Unos servicios, los que se ofrecen a través de T-Guío que, a causa de la pandemia hace meses que no se ponen en práctica. “Desde la primera semana de octubre no tengo ni una visita”, lamenta Serafina. Y es que su público mayoritario son vecinos de la Comunidad Valenciana y con las fronteras autonómicas cerradas no hay ni rastro de ellos. En verano reconoce haber notado una mayor afluencia de turistas aragoneses, de Zaragoza, sobre todo, pero nada que ver con el volumen habitual de visitas que se organizaron los años anteriores.

Por suerte, la empresa turística no es la principal fuente de ingresos de Serafina, que cuenta con el apoyo de su marido. La inversión inicial que realizó tampoco fue desorbitada ya que trabaja desde casa y para arrancar bastó con crear una página web, imprimir folletos y comprarse un ordenador y una tablet. Aun así, más que el daño económico, Serafina está sufriendo las consecuencias emocionales de ver cómo su proyecto está totalmente parado.

Le alivia pensar que, al menos, tan pronto como se recupere cierta normalidad, sus actividades serán demandadas, especialmente los baños de bosque. “Creo que cuando salgamos de ésta, la gente tendrá muchas ganas de naturaleza”, dice, optimista. La ventaja de sus servicios es que prácticamente todos son actividades al aire libre y en grupos reducidos, permitiendo no mezclar personas de distintas unidades de convivencia.
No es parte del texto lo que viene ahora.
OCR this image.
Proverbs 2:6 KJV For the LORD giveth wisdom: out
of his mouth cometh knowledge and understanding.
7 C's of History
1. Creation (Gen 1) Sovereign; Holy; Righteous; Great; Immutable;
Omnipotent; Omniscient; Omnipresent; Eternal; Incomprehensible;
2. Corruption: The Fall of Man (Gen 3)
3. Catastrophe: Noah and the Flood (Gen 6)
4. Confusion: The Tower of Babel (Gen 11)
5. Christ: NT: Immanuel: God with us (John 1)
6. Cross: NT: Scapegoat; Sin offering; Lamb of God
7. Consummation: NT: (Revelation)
Su radio de acción, el Maestrazgo, es uno de los más turísticos de Aragón por lo que confía en que sea uno de los primeros lugares a los decidan volver tanto los turistas como quienes tienen segundas residencias en la zona.

Mientras tanto, Serafina aprovecha para seguir formándose y pensar en proyectos para el futuro, siempre con el ideal del turismo sostenible en la mente. “Me quiero seguir enfocando a aquellas personas interesadas en acercarse a la naturaleza y al patrimonio de forma respetuosa”, explica. Además, para ella es fundamental que su actividad genere riqueza en la zona. “Cuando visitamos un pueblo nos tomamos algo en el bar o vamos a la tiendecita para que compren un recuerdo”, añade.

Aunque los números todavía no la agobian, Serafina es consciente de que ahora mismo, por pocos que sean, todo son gastos. “Lo poco que haya podido ganar en verano ya lo he gastado en pagar la cuota de autónomos”, lamenta.

A la ausencia de turismo por las restricciones de movilidad se suma que su trabajo se desarrolle en el medio rural de un Aragón despoblado. “Aquí no estamos jugando en la misma liga que en las capitales, porque no hay población que potencialmente pueda venir a que le demos nuestro servicio”, recuerda. Habla tanto por ella como por sus compañeros de sector, consciente de que el daño que esta crisis económica está suponiendo en el territorio es mayor en otros establecimientos, como casas rurales, bares, restaurantes y hoteles de la zona, desiertos desde hace meses.